Earth Unplugged – Earth Unplugged is dedicated to introducing users to all that is awesome about the earth.  Pairing BBC Nature content with engaging visuals AND engaging presenters, they tackle topics ranging from the importance of pollinators to how much water is in a cloud.  They also have a series of slow motion and time lapse videos that kids are completely hooked by.

Need an example of Earth Unplugged in action?  Check out this bit on what would happen to the earth if honeybees went extinct.

The SciShow – The SciShow is one of my favorite YouTube channels simply because it breaks down complicated concepts into short videos presented by engaging hosts that my kids really enjoy.  While the content is less visual than some of the other channels — episodes tend to be heavy on the host standing in front of the green screen rather than illustrations or videos — it is also approachable and entertaining.  It’s also almost ALWAYS connected to content that I’m teaching in class.

Need an example of The SciShow in action?  Check out this bit on why we have seasons.  And if you dig it, check out the SciShow’s Space Channel.


Related Radical Reads:

Five YouTube Channels for #scichat Nation

Resources for my Scichat Homies: Introducing the Elements

Resources for my Scichat Homies: Student Project Challenges

  • JonHanbury

    teaching channel


    i know that the channels you have featured are to introduce kids to the content………….but i like the “teaching channe”l to grow teachers.  i have used it often as talking points with my teachers as i’ve coached them in mathematics.  i’m loving the collaborative nature of these resources…..we are not alone recreating the wheel.

    as to your post on digital natives vs. digital immigrants, being an educator with more than 40 years of experience, i have often told others that i’m a “digital immigrant with a very heavy accent”…………but that hasn’t stopped me from taking the risks that go along with incorporating technology in my work.  i began my life in the classroom as a teacher prior to overhead projectors!!!  (the copying machine were run by hand — and the blue ink was lethal to clothes and skin!!!)  so i am truly a dinosaur!!!  (the plant eating kind, by the way!!)

    thanks for your constant reminders to those of us in the field of resources that are helpful.  as a former kindergarten teacher, i have learned the value of sharing!!

    happy summer


  • DeidraGammill

    Do you Tingo?
    Here’s a resource I loved to use:

    The site creator, Devin, hasn’t updated in awhile (our loss), but he’s got a wealth of vocabulary videos he created, all lasting roughly 2 minutes. Since I use a word of the day for bell work, sprinkling these videos in here and there is pretty cool. Plus, he picks really good words to feature (supercilious, cantankerous, enigma,obsequious, etc). He generally includes roots/prefixes and has quite a bit of quality teaching material on the site (geared towards vocabulary).

    The videos are also on YouTube, and sometimes if a link if broken on the website, you can search on YouTube and find it there. How all that works is a great mystery to me. I’d give anything to learn HOW to create these kinds of videos myself!

    Science does have the lion’s share of “cool” stuff for teaching, but this is one site that makes ELA kind cool too.
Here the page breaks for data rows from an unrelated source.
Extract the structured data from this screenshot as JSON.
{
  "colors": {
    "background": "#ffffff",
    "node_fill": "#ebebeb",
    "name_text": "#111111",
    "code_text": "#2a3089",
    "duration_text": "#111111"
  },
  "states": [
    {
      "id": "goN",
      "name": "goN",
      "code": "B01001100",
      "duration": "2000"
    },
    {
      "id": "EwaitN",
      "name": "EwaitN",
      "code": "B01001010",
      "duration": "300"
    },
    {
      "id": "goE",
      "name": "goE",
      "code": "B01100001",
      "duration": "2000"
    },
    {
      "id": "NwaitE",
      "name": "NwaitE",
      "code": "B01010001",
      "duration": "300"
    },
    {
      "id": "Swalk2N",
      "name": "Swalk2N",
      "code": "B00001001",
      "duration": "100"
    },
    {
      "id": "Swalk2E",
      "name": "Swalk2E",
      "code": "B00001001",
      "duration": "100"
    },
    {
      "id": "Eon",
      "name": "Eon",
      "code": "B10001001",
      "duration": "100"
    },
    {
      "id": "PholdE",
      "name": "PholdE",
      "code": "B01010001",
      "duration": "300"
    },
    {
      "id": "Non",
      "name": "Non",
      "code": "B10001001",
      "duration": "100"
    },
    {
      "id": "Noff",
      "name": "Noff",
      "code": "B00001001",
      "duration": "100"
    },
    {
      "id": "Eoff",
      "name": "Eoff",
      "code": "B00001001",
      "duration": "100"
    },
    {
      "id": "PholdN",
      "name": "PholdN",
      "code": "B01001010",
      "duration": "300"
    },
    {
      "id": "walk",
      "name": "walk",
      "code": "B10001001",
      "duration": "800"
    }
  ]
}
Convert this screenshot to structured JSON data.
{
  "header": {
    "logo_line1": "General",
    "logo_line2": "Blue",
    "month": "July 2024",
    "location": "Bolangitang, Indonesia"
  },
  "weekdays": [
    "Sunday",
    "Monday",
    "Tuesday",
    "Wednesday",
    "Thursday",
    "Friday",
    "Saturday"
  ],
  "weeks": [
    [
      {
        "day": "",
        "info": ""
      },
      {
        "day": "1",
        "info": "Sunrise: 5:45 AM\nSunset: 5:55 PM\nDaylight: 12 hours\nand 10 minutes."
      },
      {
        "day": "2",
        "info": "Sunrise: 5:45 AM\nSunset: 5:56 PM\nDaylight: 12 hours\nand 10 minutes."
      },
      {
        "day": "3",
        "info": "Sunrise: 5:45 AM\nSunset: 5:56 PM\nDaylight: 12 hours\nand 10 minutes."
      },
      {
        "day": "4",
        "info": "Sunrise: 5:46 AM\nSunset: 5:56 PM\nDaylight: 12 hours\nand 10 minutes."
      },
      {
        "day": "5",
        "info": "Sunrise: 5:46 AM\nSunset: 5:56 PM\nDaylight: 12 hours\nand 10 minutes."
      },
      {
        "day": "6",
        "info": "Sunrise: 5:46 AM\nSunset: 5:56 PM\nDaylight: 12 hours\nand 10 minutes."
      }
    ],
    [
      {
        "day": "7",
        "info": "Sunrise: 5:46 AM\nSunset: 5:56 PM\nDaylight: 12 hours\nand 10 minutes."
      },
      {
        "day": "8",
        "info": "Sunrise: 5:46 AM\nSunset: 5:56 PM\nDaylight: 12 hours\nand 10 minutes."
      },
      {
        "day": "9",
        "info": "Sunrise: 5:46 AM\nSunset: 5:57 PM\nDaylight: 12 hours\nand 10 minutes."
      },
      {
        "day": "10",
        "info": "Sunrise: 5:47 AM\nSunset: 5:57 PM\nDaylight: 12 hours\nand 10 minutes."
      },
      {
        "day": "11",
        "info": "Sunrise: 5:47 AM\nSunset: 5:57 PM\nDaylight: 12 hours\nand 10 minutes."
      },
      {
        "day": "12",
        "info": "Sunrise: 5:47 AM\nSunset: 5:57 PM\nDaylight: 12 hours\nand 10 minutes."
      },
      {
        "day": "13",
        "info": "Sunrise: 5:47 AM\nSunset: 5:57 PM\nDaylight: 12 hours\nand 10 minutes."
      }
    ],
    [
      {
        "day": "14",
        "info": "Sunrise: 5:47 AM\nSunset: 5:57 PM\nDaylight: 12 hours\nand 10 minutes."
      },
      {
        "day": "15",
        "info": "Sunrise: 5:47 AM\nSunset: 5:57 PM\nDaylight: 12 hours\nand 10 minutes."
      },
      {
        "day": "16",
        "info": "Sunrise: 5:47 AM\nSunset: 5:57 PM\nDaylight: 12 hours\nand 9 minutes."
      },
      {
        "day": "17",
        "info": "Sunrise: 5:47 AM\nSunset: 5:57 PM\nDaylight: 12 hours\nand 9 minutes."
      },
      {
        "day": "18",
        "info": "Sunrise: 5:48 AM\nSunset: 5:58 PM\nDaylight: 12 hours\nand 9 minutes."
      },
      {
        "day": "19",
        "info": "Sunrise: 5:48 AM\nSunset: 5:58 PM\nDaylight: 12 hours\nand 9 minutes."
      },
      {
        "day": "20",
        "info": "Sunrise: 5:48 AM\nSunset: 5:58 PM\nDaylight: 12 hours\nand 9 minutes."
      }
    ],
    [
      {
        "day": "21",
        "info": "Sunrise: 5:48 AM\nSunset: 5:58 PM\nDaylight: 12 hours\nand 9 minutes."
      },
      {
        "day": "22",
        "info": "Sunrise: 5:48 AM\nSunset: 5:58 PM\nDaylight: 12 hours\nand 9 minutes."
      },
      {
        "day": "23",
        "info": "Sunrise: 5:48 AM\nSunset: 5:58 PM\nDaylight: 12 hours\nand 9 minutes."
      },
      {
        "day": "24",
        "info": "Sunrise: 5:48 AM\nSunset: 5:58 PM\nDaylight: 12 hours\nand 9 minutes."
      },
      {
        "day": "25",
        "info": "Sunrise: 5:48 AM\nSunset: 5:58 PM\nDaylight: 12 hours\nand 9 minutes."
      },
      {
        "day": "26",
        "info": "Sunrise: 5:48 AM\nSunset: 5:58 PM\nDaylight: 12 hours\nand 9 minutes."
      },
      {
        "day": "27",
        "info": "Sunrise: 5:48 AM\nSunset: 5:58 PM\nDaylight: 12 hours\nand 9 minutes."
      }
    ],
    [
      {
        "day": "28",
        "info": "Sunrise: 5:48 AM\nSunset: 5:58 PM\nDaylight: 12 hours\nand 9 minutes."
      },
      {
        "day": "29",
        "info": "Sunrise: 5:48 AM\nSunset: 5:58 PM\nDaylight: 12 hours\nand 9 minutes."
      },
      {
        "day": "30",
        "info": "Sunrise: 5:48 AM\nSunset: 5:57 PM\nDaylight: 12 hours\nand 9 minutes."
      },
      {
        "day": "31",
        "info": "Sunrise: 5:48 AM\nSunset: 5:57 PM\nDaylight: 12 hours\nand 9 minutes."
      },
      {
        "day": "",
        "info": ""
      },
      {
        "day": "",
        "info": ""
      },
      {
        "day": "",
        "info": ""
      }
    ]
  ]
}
Enjoy!

  • billferriter

    Thanks Jon and Deidre!

    Hey Deidre and Jon!

    Just a quick thanks for the great shares.  Jazzed to see a few other channels that teachers might find useful in the comment section.

    Value you both…


  • AnneJolly

    Thank you!
    Bill, I sometimes (okay – usually) forget to tell you how much I value your practical wisdom and practitioner knowledge, and how much I appreciate your blog.

    So, for this post, and for the others to come, I thank you very much!

  • AnneJolly

    Thank you!
    Bill, I sometimes (okay – usually) forget to tell you how much I value your practical wisdom and practitioner knowledge, and how much I appreciate your blog.

    So, for this post, and for the others to come, I thank you very much!